People who are lucky enough to still have a home equity line of credit are thinking that it may be time to pull out any remaining balance. It seems like a reasonable idea, a way to increase your cash reserves. Besides, with home values dropping, the lender may decrease - or cancel - that equity line. So why not grab that money while you still can?
Even some financial planners are counseling their clients to max out their equity lines. "Banks are reducing their commitment on home equity loans. If you think you will need it, it's a good time to take advantage of it before it goes away," said Bob Kresak, a certified financial planner and managing partner of the Founders Financial Network.
For some, this may be wise advice.
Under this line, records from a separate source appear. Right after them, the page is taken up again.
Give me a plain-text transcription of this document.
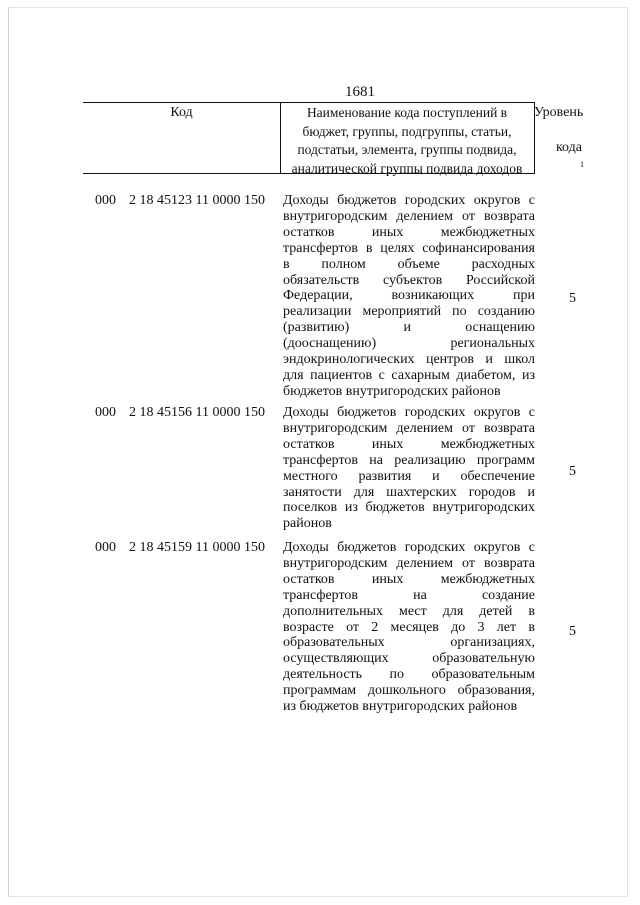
1681
Код	Наименование кода поступлений в
бюджет, группы, подгруппы, статьи,
подстатьи, элемента, группы подвида,
аналитической группы подвида доходов
Уровень

кода
$^1$
000 2 18 45123 11 0000 150 Доходы бюджетов городских округов с
внутригородским делением от возврата
остатков иных межбюджетных
трансфертов в целях софинансирования
в полном объеме расходных
обязательств субъектов Российской
Федерации, возникающих при
реализации мероприятий по созданию
(развитию) и оснащению
(дооснащению) региональных
эндокринологических центров и школ
для пациентов с сахарным диабетом, из
бюджетов внутригородских районов
5
000 2 18 45156 11 0000 150 Доходы бюджетов городских округов с
внутригородским делением от возврата
остатков иных межбюджетных
трансфертов на реализацию программ
местного развития и обеспечение
занятости для шахтерских городов и
поселков из бюджетов внутригородских
районов
5
000 2 18 45159 11 0000 150 Доходы бюджетов городских округов с
внутригородским делением от возврата
остатков иных межбюджетных
трансфертов на создание
дополнительных мест для детей в
возрасте от 2 месяцев до 3 лет в
образовательных организациях,
осуществляющих образовательную
деятельность по образовательным
программам дошкольного образования,
из бюджетов внутригородских районов
5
By cashing out the equity line and placing the money in a secure account, the funds are now "liquid". That means that they are readily available in case they are needed.
But don't forget that this money is not free. Every penny you borrow against your home must be paid back - with interest. And that's the problem. If the loan against your home's equity costs you 5% interest, but you place it in a savings account that gets you 3% interest, you are losing 2% every month. In addition, the money you borrow will show up on your credit report and may lower your credit score. In fact, if you take out the maximum amount allowed by the lender, this will certainly have a negative affect on your credit rating.
So should you pull all the equity out of your home? The answer is... it depends. Can you invest the funds in something that will give you at least a good a return as the loan costs you each month? Is that investment secure? And finally, are you anticipating an expense (medical bills, college tuition) where the cost of borrowing the money someplace else would be more expensive than borrowing against your home? Like all loans, the home equity line of credit is a financial tool. Just be sure to use it wisely.